Sia, “This Is Acting”

Great songs, yes, but without Sia’s nervy verve.
Reviews
Sia, “This Is Acting”

Great songs, yes, but without Sia’s nervy verve.

Words: A.D. Amorosi

January 26, 2016

2016. Sia This Is Acting cover hi-res

Sia-2016-This_Is_Acting_cover_hi_resSia
This Is Acting
MONKEY PUZZLE/RCA
5/10

At the previous peak of Sia’s career, she was a songwriter/singer whose tunes for Christina Aguilera, Beyoncé, Rihanna, and beyond were grand and beguilingly emotional: power ballads for the trap-hop generation.

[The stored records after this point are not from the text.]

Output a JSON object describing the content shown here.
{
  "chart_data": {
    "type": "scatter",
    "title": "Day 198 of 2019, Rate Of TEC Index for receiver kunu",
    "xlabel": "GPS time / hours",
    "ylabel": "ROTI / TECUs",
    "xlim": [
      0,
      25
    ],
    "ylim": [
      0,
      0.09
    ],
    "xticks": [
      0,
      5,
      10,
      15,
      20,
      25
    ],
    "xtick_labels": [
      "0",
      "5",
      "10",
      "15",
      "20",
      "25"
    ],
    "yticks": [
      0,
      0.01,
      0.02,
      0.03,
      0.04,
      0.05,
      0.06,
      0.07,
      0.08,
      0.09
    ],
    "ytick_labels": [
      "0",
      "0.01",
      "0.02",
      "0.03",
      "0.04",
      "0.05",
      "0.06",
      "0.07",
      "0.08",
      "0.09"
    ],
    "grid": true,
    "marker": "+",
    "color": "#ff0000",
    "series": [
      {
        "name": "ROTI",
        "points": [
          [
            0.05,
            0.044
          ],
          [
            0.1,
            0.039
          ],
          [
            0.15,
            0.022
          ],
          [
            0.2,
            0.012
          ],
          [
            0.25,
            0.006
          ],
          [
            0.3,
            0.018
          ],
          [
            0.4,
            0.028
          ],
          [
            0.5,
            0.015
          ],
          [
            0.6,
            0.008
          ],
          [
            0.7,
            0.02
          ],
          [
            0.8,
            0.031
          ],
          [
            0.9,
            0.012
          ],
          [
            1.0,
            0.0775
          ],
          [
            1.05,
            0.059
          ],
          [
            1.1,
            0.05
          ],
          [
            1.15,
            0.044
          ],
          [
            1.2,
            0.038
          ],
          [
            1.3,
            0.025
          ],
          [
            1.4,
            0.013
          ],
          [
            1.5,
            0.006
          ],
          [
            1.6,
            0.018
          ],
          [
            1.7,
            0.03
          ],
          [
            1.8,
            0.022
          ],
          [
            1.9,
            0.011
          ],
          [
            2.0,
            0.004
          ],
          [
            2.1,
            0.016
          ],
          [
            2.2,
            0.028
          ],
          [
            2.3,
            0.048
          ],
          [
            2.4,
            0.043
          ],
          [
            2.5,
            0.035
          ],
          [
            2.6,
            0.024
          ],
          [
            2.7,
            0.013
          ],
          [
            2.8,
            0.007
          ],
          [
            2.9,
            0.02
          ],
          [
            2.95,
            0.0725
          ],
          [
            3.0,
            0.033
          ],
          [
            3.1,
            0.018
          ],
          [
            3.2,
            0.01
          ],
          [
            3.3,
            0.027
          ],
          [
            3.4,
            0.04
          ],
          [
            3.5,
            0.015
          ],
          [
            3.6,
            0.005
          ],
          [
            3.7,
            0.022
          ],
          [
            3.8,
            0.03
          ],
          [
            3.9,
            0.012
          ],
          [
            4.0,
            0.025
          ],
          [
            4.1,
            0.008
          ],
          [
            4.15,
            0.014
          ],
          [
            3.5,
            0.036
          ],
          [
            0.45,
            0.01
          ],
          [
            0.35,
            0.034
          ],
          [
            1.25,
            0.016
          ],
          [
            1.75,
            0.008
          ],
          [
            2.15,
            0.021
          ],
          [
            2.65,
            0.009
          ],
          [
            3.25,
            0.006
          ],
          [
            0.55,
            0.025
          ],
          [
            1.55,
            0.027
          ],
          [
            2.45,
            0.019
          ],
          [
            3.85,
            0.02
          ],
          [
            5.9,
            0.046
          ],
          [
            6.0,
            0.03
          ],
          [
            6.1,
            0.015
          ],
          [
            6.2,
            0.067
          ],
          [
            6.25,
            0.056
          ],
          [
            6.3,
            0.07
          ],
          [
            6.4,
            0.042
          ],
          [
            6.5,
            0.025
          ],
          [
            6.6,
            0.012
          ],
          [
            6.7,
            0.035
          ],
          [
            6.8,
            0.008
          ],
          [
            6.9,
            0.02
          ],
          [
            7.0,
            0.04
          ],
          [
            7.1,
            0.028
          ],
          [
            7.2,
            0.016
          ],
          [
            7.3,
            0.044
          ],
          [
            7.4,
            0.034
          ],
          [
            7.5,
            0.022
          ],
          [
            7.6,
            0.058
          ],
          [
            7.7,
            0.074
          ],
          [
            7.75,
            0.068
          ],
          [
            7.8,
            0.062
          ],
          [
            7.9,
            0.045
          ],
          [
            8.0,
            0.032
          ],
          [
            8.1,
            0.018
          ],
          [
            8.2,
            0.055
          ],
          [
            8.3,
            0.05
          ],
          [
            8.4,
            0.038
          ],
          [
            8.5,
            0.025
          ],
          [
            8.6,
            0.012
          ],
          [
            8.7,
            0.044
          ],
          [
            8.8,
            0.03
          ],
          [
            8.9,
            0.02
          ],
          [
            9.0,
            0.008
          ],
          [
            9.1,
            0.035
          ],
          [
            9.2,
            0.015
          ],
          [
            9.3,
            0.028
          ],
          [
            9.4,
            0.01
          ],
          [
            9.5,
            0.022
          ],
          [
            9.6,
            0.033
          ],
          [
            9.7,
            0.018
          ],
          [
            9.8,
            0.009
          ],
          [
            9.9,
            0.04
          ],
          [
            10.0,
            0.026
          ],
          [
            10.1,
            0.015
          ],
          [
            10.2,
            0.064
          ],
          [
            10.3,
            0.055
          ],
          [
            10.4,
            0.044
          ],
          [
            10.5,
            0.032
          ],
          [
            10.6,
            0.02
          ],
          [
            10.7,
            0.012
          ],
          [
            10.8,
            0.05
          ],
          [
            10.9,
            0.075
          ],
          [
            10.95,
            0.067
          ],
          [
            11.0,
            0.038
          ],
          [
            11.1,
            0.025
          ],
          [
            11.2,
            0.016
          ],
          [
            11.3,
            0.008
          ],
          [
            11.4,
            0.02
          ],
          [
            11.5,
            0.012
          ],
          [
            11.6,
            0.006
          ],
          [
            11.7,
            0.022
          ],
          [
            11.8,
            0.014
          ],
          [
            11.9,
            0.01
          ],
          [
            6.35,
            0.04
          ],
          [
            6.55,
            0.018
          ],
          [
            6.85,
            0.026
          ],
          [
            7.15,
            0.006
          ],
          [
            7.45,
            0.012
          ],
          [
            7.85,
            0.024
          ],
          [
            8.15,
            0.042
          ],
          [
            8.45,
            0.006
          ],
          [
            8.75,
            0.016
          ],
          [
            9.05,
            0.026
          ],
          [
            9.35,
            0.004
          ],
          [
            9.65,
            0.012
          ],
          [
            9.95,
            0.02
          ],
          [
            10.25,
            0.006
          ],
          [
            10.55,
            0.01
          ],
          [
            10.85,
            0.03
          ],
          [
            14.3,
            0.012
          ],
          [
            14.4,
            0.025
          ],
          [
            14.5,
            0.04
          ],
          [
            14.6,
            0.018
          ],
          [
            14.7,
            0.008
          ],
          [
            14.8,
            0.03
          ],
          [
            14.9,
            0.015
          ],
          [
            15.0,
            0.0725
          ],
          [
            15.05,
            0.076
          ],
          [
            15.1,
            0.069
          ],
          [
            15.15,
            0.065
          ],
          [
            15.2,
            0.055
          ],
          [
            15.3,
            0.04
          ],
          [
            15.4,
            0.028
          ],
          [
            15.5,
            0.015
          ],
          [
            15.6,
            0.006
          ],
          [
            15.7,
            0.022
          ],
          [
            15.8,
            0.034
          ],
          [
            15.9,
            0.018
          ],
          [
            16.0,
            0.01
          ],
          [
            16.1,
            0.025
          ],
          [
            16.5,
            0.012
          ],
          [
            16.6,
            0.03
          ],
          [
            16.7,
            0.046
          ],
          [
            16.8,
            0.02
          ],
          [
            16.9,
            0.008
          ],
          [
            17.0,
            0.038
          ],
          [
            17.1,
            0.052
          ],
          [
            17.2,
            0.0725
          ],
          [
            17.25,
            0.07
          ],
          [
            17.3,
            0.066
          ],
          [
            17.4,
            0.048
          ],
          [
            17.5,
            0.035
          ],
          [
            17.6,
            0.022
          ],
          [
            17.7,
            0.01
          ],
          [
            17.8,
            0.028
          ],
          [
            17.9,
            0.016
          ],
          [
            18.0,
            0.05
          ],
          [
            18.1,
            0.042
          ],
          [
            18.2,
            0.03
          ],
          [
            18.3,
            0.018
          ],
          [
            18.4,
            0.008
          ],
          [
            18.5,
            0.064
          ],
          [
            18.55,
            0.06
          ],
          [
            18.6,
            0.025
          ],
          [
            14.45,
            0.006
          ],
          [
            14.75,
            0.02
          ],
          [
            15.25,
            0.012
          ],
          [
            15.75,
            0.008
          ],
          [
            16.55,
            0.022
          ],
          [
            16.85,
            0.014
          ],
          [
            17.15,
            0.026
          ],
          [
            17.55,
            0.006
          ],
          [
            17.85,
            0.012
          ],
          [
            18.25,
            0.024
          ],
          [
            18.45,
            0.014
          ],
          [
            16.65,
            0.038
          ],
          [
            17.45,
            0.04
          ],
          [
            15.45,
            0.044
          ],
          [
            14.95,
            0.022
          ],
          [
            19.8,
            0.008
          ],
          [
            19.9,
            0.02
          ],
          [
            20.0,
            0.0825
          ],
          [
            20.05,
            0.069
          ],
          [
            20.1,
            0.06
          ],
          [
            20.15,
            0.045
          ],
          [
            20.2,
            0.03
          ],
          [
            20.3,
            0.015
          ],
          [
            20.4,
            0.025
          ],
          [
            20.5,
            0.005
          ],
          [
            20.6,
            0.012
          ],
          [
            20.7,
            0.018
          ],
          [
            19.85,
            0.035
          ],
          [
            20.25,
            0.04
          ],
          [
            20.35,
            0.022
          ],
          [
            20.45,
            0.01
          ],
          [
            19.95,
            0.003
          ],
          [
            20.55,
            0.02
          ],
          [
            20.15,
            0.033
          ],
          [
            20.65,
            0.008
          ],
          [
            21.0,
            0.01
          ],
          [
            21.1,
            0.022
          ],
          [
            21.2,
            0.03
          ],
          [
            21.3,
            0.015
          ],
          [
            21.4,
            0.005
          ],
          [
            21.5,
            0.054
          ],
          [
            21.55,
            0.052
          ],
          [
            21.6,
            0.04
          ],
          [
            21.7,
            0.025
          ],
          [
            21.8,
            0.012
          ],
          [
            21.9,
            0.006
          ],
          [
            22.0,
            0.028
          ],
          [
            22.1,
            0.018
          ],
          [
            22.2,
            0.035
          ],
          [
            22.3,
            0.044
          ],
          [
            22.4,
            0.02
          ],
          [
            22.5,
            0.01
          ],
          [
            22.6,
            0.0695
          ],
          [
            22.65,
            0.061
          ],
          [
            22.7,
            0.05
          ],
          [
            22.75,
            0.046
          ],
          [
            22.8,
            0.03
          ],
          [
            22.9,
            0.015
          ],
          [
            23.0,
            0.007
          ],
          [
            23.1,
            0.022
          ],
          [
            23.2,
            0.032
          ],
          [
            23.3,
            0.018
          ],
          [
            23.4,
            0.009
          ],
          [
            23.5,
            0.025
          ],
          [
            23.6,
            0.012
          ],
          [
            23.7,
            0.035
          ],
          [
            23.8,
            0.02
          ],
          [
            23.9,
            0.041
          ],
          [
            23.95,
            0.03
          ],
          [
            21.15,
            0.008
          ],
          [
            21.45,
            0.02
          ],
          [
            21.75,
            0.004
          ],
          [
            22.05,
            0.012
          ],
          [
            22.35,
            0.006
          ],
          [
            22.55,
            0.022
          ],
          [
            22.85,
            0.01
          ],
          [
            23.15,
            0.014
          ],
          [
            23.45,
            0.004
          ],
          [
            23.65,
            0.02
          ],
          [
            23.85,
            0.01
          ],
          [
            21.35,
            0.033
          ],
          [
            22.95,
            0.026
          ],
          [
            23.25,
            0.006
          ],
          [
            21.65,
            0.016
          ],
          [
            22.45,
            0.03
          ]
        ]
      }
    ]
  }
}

Once she finally started to portray the angst behind windswept addiction in her own songs, such as “Chandelier,” Sia’s ache (and knack for a catchy sadness) sounded even fuller. On this seventh album, she took back songs that Adele and Rihanna passed on, making This Is Acting a juicy prospect—that is, until you realize that Sia’s formula sounds rote and remote rather than urgent and intimate in her own hands. Maybe Acting is meant to show the puppet-string machinations of the music biz, but it doesn’t come across as such when you hear Sia aping the rounded tones of Adele on the soulful “Alive” and the “Classical Gas”-y “Bird Set Free.” It’s almost imitative of the Brit hit-maker for whom the songs were written. Same too of “Cheap Thrills,” which was penned for Rihanna: it’s got all of the chinks and clicks, but none of RiRi’s kinky sensuality. The intended-for-Beyoncé “Footprints” and the blandly anthemic “Unstoppable” are faceless at best. Great songs, yes, but without Sia’s nervy verve. Only the husky cocktail noir of “One Million Bullets” and the gorgeously odd “Reaper” seem hauntingly all hers.